As the need to have private resources finance the Sustainable Development Goals (SDGs) arose, the OECD has established an international standard for measuring the volume of private finance mobilised by development finance interventions.
Data are collected following instrument-specific methodologies, covering all leveraging mechanisms used by Development Finance Institutions (DFIs) and Multilateral Development Banks (MDBs): guarantees, syndicated loans, project finance schemes, shares in collective investment vehicles, direct investment in companies, credit lines and simple co-financing. Work is on-going to capture the mobilisation effect of some technical assistance activities.
Our 2023 report on mobilised private finance presents qualitative insights on both bilateral and multilateral development co-operation providers’ portfolios, and how they use leveraging mechanisms, as well as on incentives and obstacles they encounter to scale up private finance for sustainable development and climate action.
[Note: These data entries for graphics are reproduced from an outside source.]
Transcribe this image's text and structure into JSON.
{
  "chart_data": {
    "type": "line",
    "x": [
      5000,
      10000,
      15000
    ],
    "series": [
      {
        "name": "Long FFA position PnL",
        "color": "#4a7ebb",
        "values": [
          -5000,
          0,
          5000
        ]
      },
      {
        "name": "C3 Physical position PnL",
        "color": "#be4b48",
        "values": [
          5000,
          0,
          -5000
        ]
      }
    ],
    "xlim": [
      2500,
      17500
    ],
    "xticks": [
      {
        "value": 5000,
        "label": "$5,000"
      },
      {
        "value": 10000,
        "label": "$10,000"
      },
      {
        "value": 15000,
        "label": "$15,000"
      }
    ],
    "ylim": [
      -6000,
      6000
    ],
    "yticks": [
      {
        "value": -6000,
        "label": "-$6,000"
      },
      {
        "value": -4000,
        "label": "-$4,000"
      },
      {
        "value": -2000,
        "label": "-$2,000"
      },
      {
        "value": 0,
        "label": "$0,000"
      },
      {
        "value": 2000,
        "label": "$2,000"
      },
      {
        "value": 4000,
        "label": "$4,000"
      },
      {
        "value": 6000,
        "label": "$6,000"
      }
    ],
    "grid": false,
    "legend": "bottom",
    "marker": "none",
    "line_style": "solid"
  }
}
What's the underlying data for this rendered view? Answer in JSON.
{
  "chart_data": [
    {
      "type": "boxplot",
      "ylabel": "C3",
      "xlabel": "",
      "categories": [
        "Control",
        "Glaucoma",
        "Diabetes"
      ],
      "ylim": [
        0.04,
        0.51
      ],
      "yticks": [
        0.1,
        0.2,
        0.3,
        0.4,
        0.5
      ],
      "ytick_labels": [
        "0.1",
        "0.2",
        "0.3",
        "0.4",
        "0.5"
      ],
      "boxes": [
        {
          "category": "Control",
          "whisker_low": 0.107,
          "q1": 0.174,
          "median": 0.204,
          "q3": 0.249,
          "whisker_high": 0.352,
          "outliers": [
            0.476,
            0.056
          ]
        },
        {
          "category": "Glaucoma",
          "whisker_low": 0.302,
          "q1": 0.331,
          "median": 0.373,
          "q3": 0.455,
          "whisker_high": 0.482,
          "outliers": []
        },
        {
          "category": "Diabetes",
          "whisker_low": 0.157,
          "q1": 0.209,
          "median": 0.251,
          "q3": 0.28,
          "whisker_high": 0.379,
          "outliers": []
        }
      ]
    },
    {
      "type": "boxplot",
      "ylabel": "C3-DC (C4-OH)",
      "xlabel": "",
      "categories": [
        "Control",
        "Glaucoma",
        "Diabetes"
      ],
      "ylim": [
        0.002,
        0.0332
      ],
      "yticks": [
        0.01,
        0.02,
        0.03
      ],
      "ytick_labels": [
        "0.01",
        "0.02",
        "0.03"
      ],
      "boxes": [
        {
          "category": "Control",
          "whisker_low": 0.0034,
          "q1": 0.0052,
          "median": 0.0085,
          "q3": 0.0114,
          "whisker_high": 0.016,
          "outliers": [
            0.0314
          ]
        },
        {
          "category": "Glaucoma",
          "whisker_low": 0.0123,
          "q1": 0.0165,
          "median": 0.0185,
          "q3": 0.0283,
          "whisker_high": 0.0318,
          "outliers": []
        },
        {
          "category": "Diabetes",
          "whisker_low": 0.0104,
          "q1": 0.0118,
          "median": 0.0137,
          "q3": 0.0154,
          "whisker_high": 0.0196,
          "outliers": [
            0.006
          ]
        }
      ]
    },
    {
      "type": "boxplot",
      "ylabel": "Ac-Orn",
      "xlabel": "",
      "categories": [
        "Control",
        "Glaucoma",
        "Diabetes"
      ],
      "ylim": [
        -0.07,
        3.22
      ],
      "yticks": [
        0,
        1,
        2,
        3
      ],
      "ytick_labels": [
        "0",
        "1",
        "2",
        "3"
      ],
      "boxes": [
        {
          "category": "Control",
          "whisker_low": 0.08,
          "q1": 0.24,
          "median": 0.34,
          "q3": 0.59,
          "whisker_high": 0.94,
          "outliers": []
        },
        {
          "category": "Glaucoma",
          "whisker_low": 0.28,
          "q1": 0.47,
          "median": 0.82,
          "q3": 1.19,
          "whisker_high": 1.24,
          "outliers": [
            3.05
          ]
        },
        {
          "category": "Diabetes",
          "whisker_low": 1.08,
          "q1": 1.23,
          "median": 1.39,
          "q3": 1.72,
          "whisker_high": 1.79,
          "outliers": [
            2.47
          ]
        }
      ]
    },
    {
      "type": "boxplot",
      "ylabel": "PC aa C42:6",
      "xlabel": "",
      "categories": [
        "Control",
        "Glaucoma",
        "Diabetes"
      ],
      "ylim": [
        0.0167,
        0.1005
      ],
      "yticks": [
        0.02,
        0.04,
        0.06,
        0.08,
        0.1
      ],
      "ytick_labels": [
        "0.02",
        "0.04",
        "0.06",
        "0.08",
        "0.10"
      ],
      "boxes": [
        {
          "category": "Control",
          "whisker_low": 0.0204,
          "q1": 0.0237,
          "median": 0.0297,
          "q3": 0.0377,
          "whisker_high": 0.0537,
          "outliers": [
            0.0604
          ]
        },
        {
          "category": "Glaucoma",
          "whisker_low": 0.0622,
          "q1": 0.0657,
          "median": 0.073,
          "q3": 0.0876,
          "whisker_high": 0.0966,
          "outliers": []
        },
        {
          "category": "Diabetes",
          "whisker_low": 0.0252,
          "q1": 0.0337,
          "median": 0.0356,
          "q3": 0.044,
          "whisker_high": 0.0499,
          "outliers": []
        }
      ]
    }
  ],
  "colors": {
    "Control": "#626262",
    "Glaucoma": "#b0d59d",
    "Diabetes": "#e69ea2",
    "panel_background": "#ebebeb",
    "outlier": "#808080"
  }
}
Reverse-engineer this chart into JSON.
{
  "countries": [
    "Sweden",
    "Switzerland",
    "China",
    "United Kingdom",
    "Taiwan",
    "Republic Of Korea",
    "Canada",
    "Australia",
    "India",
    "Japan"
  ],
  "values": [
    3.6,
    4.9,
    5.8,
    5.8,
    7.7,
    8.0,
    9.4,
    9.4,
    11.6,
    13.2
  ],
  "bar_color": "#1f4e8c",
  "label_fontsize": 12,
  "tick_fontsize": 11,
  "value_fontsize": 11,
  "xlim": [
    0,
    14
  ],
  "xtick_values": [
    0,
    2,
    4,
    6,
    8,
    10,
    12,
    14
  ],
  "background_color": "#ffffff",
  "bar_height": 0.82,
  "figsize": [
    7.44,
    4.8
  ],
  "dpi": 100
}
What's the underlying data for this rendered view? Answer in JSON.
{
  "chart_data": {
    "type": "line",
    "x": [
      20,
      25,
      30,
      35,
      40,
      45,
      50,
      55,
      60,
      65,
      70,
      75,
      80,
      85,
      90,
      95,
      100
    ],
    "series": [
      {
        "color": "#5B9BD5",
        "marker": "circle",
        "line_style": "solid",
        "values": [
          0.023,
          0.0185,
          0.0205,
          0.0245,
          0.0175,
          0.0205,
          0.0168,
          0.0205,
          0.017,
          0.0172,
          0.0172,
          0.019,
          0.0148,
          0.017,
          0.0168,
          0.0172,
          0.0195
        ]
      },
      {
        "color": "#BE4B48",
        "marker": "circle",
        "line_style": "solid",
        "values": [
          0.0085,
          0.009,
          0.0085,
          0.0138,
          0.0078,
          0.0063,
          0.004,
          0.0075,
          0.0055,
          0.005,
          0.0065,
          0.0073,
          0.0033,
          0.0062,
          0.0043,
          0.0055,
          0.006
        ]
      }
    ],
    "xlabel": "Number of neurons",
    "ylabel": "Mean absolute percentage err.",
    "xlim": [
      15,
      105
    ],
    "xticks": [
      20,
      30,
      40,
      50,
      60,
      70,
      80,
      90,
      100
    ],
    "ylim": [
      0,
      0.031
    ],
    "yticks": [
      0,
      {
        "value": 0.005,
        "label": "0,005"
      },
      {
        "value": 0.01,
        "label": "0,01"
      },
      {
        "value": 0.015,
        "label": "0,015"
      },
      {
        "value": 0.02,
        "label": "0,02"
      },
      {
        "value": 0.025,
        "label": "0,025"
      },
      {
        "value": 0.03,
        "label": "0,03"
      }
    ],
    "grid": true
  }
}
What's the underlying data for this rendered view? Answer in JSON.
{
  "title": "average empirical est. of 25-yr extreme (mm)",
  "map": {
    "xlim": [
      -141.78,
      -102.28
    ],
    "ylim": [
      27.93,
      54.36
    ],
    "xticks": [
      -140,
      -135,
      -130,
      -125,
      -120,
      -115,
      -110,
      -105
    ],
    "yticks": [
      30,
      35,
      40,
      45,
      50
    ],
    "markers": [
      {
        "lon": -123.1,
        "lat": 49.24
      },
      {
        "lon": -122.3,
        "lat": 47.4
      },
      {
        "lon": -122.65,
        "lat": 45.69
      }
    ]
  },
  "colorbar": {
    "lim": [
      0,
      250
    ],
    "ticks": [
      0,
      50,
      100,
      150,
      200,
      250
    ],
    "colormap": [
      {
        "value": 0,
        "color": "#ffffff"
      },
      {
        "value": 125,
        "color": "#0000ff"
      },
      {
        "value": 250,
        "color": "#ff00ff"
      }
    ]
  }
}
Data on mobilised private finance
Access the OECD.Stat database that presents main aggregates on mobilised private finance, while addressing the confidentiality constraints of some providers.
Total amount of mobilised private finance has been growing and it reached USD 51 billion in 2020.
The two leveraging mechanisms that mobilised the largest volumes of private finance were direct investment (in companies and project finance special purpose vehicles) and guarantees, which together accounted for more than half of mobilisation in each year.
Africa and Asia were the main beneficiary regions of the mobilisation effect of official development finance interventions in 2012-2020, accounting for 30% and 27% of the total respectively.
During the nine-year period, most mobilised private finance was allocated to middle income countries, such as Türkiye, India, Ukraine and People’s Republic of China.